The architecture is built on the e3nn library in JAX. Atomic numbers are embedded, and inter‑atomic vectors are expanded using radial Bernstein polynomials and real spherical harmonics. Message‑passing proceeds for several iterations; each step updates scalar (ℓ = 0), vector (ℓ = 1), and higher‑order tensor (ℓ = 2) features via learnable tensor‑product layers that employ Clebsch–Gordan coefficients. This guarantees that any vector‑ or tensor‑valued output rotates consistently with the molecular frame. After the final message‑passing block, two heads decode the features: a scalar head predicts n_DC charges per atom, while a vector head predicts displacement vectors that locate the off‑center charges relative to the atomic nucleus. A hard‑tanh scaling (0.175 Å) limits displacements to ≈0.3 Å, ensuring physically reasonable charge clouds. Charge conservation is enforced post‑hoc by adjusting the predicted charges so that their sum equals the molecular total charge; this constraint is added as a penalty term during training rather than a hard equality, which would impede convergence.
Training minimizes a loss comprising the root‑mean‑square error of the ESP evaluated on a grid (RMSE ESP) and the charge‑conservation penalty. The model is trained on the QM9 dataset (≈130 k molecules) and subsequently fine‑tuned on a small set of 20 dipeptides (≈400 atoms) to test transferability. Results show that a 2‑charge‑per‑atom DCM achieves ESP errors of ~0.75 (kcal mol⁻¹)/e, comparable to fitted atomic dipoles. Adding a third or fourth charge per atom reduces the error to ~0.55 (kcal mol⁻¹)/e, matching atomistic multipole expansions up to quadrupole order. Notably, the ESP around highly electronegative O and F atoms and aromatic π‑systems improves markedly, reflecting the model’s ability to capture localized anisotropy. Molecular dipole moments are also better reproduced, with an average improvement of ~0.1 D over fitted monopoles.
Transfer learning on dipeptides yields an additional 0.2 (kcal mol⁻¹)/e reduction in ESP error for unseen samples and a two‑fold decrease in dipole MAE relative to monopole‑only models. Computationally, DCM‑net inference costs only a few tens of microseconds per molecule, making it suitable for on‑the‑fly charge assignment in molecular dynamics or hybrid ML/MM simulations. The learned charge positions vary smoothly with geometry, avoiding discontinuities that could destabilize dynamics.

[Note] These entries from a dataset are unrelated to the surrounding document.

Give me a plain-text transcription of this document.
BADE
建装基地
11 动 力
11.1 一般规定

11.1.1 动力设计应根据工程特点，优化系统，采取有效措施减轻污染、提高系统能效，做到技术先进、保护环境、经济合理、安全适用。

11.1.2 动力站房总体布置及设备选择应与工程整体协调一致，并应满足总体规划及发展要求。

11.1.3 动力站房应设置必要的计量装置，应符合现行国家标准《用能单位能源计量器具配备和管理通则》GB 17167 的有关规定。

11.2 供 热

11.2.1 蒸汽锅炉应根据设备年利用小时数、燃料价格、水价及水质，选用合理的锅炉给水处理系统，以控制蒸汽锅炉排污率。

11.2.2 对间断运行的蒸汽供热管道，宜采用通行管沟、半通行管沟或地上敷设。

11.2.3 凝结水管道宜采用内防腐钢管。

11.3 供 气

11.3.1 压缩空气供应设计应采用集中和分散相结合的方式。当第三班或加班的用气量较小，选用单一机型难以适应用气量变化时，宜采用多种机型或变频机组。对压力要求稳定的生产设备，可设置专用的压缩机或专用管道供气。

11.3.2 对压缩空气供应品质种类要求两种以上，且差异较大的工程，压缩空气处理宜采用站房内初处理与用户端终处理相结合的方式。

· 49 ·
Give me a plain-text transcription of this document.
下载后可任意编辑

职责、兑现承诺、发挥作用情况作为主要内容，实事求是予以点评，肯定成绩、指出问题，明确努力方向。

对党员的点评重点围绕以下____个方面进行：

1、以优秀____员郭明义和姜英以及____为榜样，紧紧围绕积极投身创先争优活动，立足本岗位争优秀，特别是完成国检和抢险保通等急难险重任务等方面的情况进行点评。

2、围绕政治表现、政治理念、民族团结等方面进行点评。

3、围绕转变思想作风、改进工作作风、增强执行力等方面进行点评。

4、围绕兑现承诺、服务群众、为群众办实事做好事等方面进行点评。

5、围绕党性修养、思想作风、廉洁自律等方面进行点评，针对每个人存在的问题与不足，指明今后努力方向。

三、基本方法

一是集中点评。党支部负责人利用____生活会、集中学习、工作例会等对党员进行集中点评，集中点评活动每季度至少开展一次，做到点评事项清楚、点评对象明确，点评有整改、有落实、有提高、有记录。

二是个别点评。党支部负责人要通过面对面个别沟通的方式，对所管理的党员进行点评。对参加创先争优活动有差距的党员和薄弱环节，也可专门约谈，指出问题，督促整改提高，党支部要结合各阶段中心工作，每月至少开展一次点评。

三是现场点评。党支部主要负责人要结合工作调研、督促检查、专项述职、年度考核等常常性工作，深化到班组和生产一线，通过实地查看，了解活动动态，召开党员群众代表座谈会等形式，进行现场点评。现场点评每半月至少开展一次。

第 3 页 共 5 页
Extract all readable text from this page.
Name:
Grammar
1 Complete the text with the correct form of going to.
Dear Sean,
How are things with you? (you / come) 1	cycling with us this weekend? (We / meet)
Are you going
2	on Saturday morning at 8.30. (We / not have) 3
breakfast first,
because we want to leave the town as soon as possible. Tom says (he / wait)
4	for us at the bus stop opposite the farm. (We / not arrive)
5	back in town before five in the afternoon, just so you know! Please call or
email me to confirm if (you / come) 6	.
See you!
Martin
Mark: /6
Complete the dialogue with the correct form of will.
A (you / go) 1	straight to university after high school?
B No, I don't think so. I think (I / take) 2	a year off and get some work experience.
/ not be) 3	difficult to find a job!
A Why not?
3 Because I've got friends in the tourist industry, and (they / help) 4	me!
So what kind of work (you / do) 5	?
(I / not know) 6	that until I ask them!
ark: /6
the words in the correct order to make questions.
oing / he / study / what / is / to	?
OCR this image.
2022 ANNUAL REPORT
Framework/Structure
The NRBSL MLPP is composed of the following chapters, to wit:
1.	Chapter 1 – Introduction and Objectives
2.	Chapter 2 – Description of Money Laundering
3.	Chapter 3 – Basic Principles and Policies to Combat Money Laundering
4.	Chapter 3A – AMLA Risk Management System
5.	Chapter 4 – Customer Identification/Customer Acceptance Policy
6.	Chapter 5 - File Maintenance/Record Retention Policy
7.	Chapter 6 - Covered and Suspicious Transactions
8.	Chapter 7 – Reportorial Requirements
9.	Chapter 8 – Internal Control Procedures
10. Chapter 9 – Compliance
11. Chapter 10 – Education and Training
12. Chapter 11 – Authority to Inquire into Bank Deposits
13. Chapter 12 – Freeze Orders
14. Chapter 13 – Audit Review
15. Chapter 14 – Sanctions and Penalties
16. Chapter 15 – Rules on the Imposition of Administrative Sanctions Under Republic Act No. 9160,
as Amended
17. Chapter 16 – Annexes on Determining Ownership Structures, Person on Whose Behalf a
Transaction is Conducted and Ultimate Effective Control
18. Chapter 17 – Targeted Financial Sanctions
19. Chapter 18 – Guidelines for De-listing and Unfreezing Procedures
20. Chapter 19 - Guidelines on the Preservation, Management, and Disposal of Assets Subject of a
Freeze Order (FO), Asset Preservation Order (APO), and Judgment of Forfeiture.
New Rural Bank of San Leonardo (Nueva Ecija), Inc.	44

In summary, the authors contribute (1) a rigorously equivariant neural network that jointly predicts charge magnitudes and off‑center positions, (2) evidence that a minimal set of distributed charges can faithfully reproduce ESP and dipole moments, (3) a practical scheme for enforcing charge conservation without sacrificing training stability, and (4) demonstration of chemical‑space transferability via fine‑tuning. DCM‑net thus offers a fast, physically interpretable, and extensible route to generate distributed charge models for a wide range of simulation contexts, bridging pure machine‑learning potentials and traditional force‑field approaches.